One of the factors thought to be responsible for the efficacy of CHO mouth rinse on exercise performance is the prefeeding status of the participants [29,32]. Some mouth rinse studies observed that an ergogenic effect of CHO occurred after overnight fasting [8,13] or in a post-absorptive (>4 h) state [7]. Beelen et al. [17] reported that 2–3 h after consumption of CHO rich meals, CHO mouth rinse did not improve exercise performance. Furthermore, Whitham and McKinney [19] indicated that CHO mouth rinse did not increase running distance after a 4 h fasting period while Pottier et al. [12] observed an ergogenic effect of CHO mouth rinse on exercise performance after 2 h fasting period. Nevertheless, the fasting status before exercise could influence the central neural responses to the presence of CHO in the mouth. Haase et al. [9] investigated cortical responses to the presence of sucrose in the mouth after 12 h fasting period or consumption of 700 kcal liquid meal with fMRI. After the 12 h fasting period, more brain regions were activated by sucrose compared with the fed state. Furthermore, these brain areas were unresponsive to artificial sweetener (saccharin) [9]. Central responses to CHO in the mouth could vary according to the prandial status prior to exercise. However, studies that investigated the effects of CHO mouth rinse on exercise performance after an overnight fast or 2 h fasting period reported that exercise performance improved with CHO mouth rinse for both fasting periods [10,11]. In our study, fasting duration was 10 h. Therefore, fasting duration likely did not affect the absence of an ergogenic effect of CHO mouth rinse in our study.

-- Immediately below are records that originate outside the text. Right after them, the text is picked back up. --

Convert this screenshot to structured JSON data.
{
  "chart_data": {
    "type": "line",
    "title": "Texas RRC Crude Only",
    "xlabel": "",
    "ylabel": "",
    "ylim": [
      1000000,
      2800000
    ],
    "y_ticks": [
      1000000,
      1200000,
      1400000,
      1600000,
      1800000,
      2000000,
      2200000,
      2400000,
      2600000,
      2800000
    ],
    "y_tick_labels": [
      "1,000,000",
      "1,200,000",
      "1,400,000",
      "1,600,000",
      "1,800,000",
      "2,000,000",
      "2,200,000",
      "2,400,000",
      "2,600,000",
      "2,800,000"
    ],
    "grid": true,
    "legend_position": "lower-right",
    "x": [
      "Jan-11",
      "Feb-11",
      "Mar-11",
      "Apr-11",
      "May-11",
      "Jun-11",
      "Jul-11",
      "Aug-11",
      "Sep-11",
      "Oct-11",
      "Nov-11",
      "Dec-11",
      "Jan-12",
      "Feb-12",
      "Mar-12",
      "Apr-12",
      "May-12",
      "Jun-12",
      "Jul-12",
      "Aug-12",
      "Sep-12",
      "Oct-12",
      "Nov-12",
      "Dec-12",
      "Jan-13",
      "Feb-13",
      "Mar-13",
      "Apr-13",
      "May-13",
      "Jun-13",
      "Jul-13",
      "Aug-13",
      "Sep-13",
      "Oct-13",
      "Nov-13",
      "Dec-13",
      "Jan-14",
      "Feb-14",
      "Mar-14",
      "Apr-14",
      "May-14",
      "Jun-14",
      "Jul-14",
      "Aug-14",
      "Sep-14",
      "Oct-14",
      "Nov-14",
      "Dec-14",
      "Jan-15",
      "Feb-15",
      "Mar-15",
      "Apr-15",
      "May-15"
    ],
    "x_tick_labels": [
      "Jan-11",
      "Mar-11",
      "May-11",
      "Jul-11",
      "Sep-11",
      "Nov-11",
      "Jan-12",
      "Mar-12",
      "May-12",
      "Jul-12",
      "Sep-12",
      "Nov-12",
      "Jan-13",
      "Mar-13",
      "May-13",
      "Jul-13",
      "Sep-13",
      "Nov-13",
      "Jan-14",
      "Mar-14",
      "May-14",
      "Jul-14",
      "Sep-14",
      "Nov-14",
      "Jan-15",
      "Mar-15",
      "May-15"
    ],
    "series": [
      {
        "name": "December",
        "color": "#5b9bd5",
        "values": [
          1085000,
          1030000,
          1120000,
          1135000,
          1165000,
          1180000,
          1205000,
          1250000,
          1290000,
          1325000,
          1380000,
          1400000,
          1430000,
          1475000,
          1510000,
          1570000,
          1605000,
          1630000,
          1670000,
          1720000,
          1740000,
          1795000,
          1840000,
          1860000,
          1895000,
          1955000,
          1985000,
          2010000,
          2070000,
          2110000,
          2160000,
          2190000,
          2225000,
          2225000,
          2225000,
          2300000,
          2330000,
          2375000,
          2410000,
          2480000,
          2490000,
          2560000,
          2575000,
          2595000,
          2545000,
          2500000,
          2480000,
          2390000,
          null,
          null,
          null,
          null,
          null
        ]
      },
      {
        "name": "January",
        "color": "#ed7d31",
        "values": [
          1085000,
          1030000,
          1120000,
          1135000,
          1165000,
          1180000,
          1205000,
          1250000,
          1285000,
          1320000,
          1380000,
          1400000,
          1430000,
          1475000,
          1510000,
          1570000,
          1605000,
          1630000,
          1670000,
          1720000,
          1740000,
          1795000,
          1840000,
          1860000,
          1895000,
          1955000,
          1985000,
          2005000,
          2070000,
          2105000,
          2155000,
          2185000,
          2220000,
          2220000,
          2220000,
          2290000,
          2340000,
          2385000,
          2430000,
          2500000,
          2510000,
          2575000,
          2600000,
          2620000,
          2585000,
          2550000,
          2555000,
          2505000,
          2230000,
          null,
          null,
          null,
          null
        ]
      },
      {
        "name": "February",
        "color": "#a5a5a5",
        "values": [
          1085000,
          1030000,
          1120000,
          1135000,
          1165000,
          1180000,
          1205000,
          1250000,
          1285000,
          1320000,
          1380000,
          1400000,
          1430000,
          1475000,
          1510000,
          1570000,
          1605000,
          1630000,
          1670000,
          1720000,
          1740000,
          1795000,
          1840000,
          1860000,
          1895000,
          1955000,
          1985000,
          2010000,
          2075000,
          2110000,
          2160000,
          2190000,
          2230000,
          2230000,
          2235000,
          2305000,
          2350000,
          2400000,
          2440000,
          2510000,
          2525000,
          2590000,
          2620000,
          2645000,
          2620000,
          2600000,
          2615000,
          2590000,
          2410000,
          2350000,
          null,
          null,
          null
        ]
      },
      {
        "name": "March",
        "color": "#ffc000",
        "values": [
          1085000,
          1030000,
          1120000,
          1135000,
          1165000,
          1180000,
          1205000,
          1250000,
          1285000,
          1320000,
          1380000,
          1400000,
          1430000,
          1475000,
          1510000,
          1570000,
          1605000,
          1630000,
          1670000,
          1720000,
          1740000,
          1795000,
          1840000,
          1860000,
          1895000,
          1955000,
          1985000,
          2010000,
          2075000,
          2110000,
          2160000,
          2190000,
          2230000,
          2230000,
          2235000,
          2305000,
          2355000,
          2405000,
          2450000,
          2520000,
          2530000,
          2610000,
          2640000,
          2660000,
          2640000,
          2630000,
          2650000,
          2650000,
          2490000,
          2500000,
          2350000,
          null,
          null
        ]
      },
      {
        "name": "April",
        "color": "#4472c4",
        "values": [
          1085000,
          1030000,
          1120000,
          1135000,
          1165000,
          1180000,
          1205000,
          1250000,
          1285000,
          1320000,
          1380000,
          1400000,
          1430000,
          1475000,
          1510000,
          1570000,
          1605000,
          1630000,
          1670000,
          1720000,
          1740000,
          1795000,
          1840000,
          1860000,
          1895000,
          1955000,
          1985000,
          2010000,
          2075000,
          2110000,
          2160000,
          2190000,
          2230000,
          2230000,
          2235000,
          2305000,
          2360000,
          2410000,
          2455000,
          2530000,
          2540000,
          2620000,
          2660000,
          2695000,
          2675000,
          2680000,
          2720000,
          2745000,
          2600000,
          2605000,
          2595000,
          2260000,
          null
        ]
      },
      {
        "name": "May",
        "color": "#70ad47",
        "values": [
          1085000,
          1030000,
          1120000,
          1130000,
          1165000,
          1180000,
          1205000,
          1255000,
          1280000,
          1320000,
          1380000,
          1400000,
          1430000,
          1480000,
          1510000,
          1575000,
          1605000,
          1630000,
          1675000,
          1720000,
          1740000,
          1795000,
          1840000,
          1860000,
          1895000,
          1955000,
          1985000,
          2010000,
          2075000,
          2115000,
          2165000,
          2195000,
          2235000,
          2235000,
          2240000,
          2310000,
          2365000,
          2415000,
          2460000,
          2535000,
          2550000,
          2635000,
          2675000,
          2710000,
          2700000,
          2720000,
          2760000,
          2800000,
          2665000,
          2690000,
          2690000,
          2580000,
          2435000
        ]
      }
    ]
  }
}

Another factor that could be accounted for the nonsignificant findings among the trials is sample size. However, the sample size ranges from 7 to 16 in corresponding studies in the literature. Power analysis revealed that in order for a medium effect size (Cohen’s d = 0.5) to be detected (90% chance) as significant at the 5% level, a sample of 9 participants was required in the present study. Therefore, it is unlikely that failure to find no difference among the trials was attributable to a small sample size. In addition, the absence of a trend in the data for an effect of the maltodextrin solutions may indicate that the coefficient of variation for a 20 km cycle time trial [34] was not masking potential effects.

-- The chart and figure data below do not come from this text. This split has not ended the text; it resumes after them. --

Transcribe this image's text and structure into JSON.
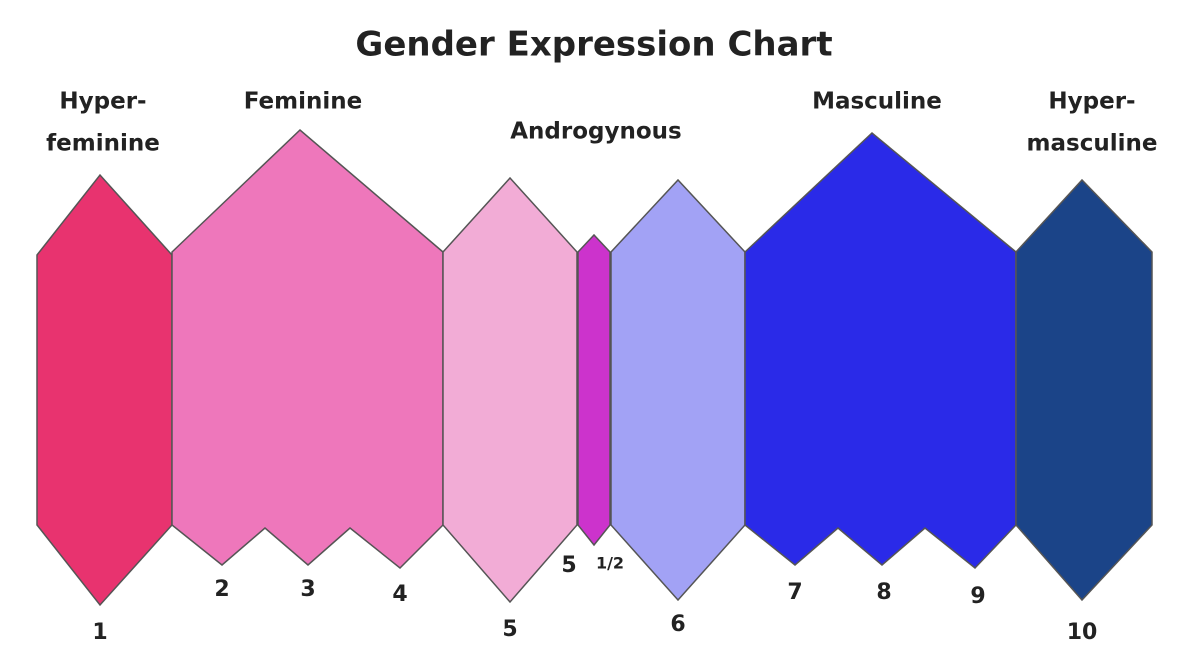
{
  "title": "Gender Expression Chart",
  "groups": [
    {
      "lines": [
        "Hyper-",
        "feminine"
      ]
    },
    {
      "lines": [
        "Feminine"
      ]
    },
    {
      "lines": [
        "Androgynous"
      ]
    },
    {
      "lines": [
        "Masculine"
      ]
    },
    {
      "lines": [
        "Hyper-",
        "masculine"
      ]
    }
  ],
  "numbers": [
    "1",
    "2",
    "3",
    "4",
    "5",
    "5",
    "1/2",
    "6",
    "7",
    "8",
    "9",
    "10"
  ]
}
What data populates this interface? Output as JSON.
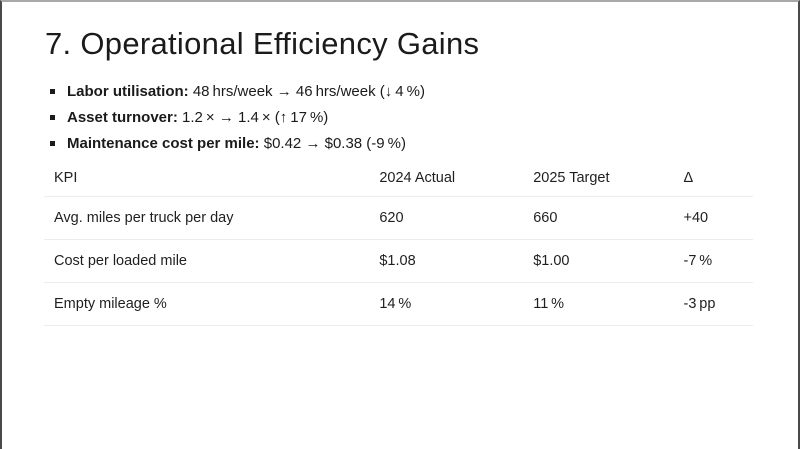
{
  "slide": {
    "title": "7. Operational Efficiency Gains",
    "bullets": [
      {
        "label": "Labor utilisation:",
        "text": "48 hrs/week → 46 hrs/week (↓ 4 %)"
      },
      {
        "label": "Asset turnover:",
        "text": "1.2 × → 1.4 × (↑ 17 %)"
      },
      {
        "label": "Maintenance cost per mile:",
        "text": "$0.42 → $0.38 (-9 %)"
      }
    ],
    "table": {
      "headers": [
        "KPI",
        "2024 Actual",
        "2025 Target",
        "Δ"
      ],
      "rows": [
        [
          "Avg. miles per truck per day",
          "620",
          "660",
          "+40"
        ],
        [
          "Cost per loaded mile",
          "$1.08",
          "$1.00",
          "-7 %"
        ],
        [
          "Empty mileage %",
          "14 %",
          "11 %",
          "-3 pp"
        ]
      ]
    },
    "colors": {
      "text": "#1b1b1b",
      "rule": "#ececec",
      "border_side": "#4a4a4a",
      "border_top": "#a9a9a9",
      "background": "#ffffff"
    }
  }
}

Considering the methodology of our study, we do not have an explanation for not finding performance improvement in 20 km cycling time trial with MD rinse after an overnight fast. Further studies on the mechanisms and the confounding factors on the effectiveness of CHO rinse for endurance performance are required.

5. Conclusions

In conclusion, we showed that mouth rinsing with different concentrations of maltodextrin solutions did not improve performance time of 20 km cycling exercise in recreationally active males. Average power, heart rate, RPE, blood lactate and blood glucose concentrations were not affected by mouth rinsing with different concentrations of MD compared with placebo.